Uncapped year? I shudder to think of football, even for one year, becoming like baseball. Daniel Snyder would go crazy- however, since he seems to think the NFL is simply a real-life of Madden, I don't really see this as being an advantage. I heard a report on ESPN where someone was praising him as being "...the #1 fans of the Redskins..." That, of course, is the problem. Would you put a fan in charge of signing players or coaches? It would be a disaster. Just look at Washington. Spend a lot, gain a little.

As far as the Packers lost to TB- bye, MM and most of the coaching staff (quite possibly including Capers, the DC).

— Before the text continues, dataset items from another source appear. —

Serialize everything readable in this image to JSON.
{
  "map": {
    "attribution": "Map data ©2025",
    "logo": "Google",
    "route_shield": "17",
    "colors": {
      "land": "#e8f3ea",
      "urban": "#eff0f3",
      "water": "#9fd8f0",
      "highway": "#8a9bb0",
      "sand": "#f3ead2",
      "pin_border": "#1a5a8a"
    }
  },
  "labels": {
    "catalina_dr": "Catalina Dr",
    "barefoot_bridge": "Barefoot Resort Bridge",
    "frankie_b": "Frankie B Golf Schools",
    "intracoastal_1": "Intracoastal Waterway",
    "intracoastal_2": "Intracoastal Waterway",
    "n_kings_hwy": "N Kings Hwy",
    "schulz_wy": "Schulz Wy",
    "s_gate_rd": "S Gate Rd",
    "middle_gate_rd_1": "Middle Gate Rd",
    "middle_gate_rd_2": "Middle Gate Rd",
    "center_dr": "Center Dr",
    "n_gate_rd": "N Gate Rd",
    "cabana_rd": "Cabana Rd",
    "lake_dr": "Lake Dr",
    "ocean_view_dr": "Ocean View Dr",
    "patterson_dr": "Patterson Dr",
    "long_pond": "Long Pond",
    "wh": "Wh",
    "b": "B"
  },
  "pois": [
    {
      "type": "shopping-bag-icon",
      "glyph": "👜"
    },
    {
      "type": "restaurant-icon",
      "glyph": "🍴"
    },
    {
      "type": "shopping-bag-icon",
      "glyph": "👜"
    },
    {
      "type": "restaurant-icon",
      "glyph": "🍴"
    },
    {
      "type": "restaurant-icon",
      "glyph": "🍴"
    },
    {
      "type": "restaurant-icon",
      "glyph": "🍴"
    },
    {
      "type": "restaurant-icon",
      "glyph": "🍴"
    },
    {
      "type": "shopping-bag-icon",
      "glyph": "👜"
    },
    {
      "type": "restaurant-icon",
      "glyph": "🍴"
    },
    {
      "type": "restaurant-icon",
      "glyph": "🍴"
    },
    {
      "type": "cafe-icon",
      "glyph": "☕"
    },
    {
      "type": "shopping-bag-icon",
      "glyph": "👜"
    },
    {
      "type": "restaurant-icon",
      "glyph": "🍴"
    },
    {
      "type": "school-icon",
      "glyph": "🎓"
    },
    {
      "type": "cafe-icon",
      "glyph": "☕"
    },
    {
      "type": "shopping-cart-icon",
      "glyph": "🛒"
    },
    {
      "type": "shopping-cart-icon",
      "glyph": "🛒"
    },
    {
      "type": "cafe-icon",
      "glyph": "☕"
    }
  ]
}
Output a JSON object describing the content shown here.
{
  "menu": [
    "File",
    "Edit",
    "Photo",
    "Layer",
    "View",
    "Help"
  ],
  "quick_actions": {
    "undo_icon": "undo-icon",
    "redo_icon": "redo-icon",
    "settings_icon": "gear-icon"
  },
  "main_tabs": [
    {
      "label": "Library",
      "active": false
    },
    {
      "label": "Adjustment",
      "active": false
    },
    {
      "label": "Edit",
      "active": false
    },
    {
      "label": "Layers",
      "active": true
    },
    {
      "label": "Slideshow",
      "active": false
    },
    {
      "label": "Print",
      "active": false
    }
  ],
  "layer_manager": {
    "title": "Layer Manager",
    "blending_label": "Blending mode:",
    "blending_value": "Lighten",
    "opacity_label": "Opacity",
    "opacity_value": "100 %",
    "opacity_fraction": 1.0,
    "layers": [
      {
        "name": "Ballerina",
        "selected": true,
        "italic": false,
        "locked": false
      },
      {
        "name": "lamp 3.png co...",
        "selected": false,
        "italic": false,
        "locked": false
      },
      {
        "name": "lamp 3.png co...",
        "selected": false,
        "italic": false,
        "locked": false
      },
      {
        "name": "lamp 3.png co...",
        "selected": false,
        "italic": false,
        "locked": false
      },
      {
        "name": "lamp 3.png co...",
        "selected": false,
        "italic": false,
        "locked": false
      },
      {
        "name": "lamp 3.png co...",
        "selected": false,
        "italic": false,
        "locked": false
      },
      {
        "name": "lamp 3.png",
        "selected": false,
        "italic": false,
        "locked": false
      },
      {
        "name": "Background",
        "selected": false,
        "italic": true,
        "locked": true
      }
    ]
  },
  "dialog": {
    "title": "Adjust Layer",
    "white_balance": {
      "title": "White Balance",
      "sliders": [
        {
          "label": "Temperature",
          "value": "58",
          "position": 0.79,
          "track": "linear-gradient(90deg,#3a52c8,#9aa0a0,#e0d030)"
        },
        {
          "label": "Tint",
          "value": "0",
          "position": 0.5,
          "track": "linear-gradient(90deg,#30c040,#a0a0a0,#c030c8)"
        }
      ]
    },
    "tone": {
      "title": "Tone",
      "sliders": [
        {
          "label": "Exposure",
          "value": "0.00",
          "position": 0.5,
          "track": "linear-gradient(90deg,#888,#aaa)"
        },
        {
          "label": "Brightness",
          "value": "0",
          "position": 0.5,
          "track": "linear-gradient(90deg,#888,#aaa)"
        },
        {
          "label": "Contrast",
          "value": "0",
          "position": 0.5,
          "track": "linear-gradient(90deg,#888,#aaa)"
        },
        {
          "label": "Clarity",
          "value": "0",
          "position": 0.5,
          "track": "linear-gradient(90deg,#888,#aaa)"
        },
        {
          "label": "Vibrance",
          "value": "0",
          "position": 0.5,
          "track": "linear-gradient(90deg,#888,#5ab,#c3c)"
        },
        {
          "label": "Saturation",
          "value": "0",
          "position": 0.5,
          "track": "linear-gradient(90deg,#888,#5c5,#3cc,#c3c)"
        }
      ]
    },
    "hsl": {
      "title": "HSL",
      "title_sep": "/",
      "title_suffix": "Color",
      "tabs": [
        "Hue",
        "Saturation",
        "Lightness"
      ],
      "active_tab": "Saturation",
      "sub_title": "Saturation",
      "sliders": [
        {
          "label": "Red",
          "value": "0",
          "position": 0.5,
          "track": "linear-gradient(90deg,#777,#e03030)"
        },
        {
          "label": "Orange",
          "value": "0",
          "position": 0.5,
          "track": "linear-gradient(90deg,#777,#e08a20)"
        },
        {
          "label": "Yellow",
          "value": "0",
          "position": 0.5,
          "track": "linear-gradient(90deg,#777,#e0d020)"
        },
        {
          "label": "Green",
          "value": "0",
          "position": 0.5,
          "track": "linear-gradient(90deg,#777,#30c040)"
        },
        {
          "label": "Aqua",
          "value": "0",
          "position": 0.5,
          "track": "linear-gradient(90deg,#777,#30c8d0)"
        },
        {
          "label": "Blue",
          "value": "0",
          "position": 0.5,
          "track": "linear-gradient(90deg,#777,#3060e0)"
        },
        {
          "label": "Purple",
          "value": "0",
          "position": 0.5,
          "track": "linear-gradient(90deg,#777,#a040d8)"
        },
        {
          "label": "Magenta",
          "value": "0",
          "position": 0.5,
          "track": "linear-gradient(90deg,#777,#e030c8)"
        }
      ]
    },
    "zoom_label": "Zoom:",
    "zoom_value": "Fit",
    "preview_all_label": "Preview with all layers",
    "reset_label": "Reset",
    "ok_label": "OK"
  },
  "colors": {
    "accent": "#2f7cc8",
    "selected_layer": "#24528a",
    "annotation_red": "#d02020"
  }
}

By-the-bye, which team are you a fan of as of now? Or, are you simply between teams?

Tom Selleck
Nov 10, 2009
09:26 AM

I think the biggest difference in the results of baseball spending versus football spending is the length of the careers in baseball. Baseball players can play at a high level to the age of 35 and beyond. When you make a baseball free agent after his first contract has expired, you get upwards of 5-6 really good seasons out of him. In football, a lot of players are done by the time they are 29. When you sign a player after his rookie contract has expired and he is 27, you may only get 2 good years out of him. Big spending doesn't have the same cumulative effect because the prize of 2-3 years ago is already declining.

Mike
Nov 10, 2009
11:15 AM

There is nothing wrong with the way it works right now. I like the fact that the big market teams are able to afford the best players. The small market teams should just stay out of the game if they can't play with the big boys. There will never be a salary cap, get over it.

replica omega
Jul 23, 2010
08:55 AM

Agree with the analysis on most of the running backs, but Corey Dillon certainly showed that his lack of production with the Bengals wasn't a result of diminishing skills when he broke the Patriots rushing record after his move there. Possibly a result of being too comfortable with his big contract, but he could certainly bring it.